Published in Proceedings of InterSymp-2011: Baden-Baden, Germany, August 1, 2011.
12 pages. Publisher's website: http://www.iias.edu.
In recognizing the importance of entrepreneurship and innovation as the principal drivers of economic growth, this paper focuses on the human attributes that govern the behavior of the entrepreneur and the societal perceptions that influence the human environment in which the entrepreneur operates. Foremost among these human attributes is the experience-based nature of the human cognitive system that prepares us well for dealing with events that are closely related to our past experience, but forces us to learn by failure as we apply past methods to new situations. In particular, the paper discusses the difficulties that the human dependence on experience poses to the entrepreneur in terms of the innate human aversion to change, the interpretation and assessment of new situations, and the formulation of appropriate plans and strategies within the practice of entrepreneurship.

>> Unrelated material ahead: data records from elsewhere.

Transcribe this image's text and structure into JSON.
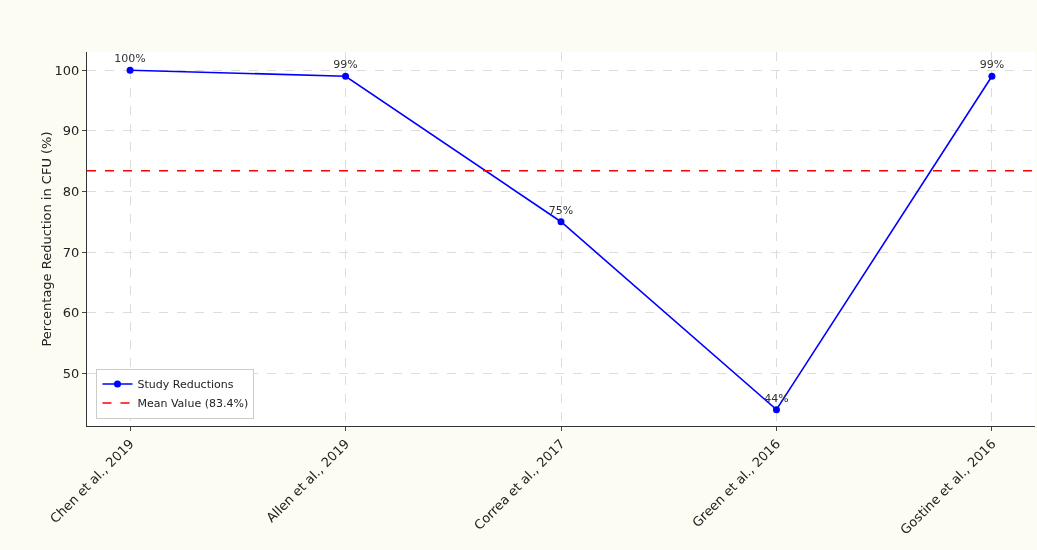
{
  "chart_data": {
    "type": "line",
    "ylabel": "Percentage Reduction in CFU (%)",
    "categories": [
      "Chen et al., 2019",
      "Allen et al., 2019",
      "Correa et al., 2017",
      "Green et al., 2016",
      "Gostine et al., 2016"
    ],
    "series": [
      {
        "name": "Study Reductions",
        "color": "#0000ff",
        "values": [
          100,
          99,
          75,
          44,
          99
        ],
        "value_labels": [
          "100%",
          "99%",
          "75%",
          "44%",
          "99%"
        ]
      }
    ],
    "ref_lines": [
      {
        "axis": "y",
        "value": 83.4,
        "label": "Mean Value (83.4%)",
        "color": "#ff0000",
        "line_style": "dashed"
      }
    ],
    "ylim": [
      41.3,
      103
    ],
    "yticks": [
      50,
      60,
      70,
      80,
      90,
      100
    ],
    "grid": true,
    "legend": "bottom left",
    "marker": "circle",
    "line_style": "solid"
  }
}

The value and pitfalls of intuition are discussed in some detail, with particular reference to the precautions that the entrepreneur should exercise so as not to be misled by the various experience-based and emotional influences that govern intuitional processes. In addition, statistical data shows that the success rate of entrepreneurial ventures in terms of actually becoming operational and the amount of personal wealth created is far below common public perception. While entrepreneurship is a leading generator of economic growth, the financial benefit to the individual entrepreneur is likely to be little more than that provided by normal employment. This suggests that the entrepreneurial urge that manifests itself in a small minority of persons, who are willing to abandon the comforts of status quo, is driven more by a combination of personality traits such as adventurism, competitiveness, non-conformance, and passion than deliberate planning based on sound market analysis. The author concludes that the critical factor of whether an entrepreneurial venture will eventually become even moderately successful depends on the willingness of the entrepreneur to learn from early mistakes and acquire the necessary knowledge and skills that appear to be a prerequisite for business success.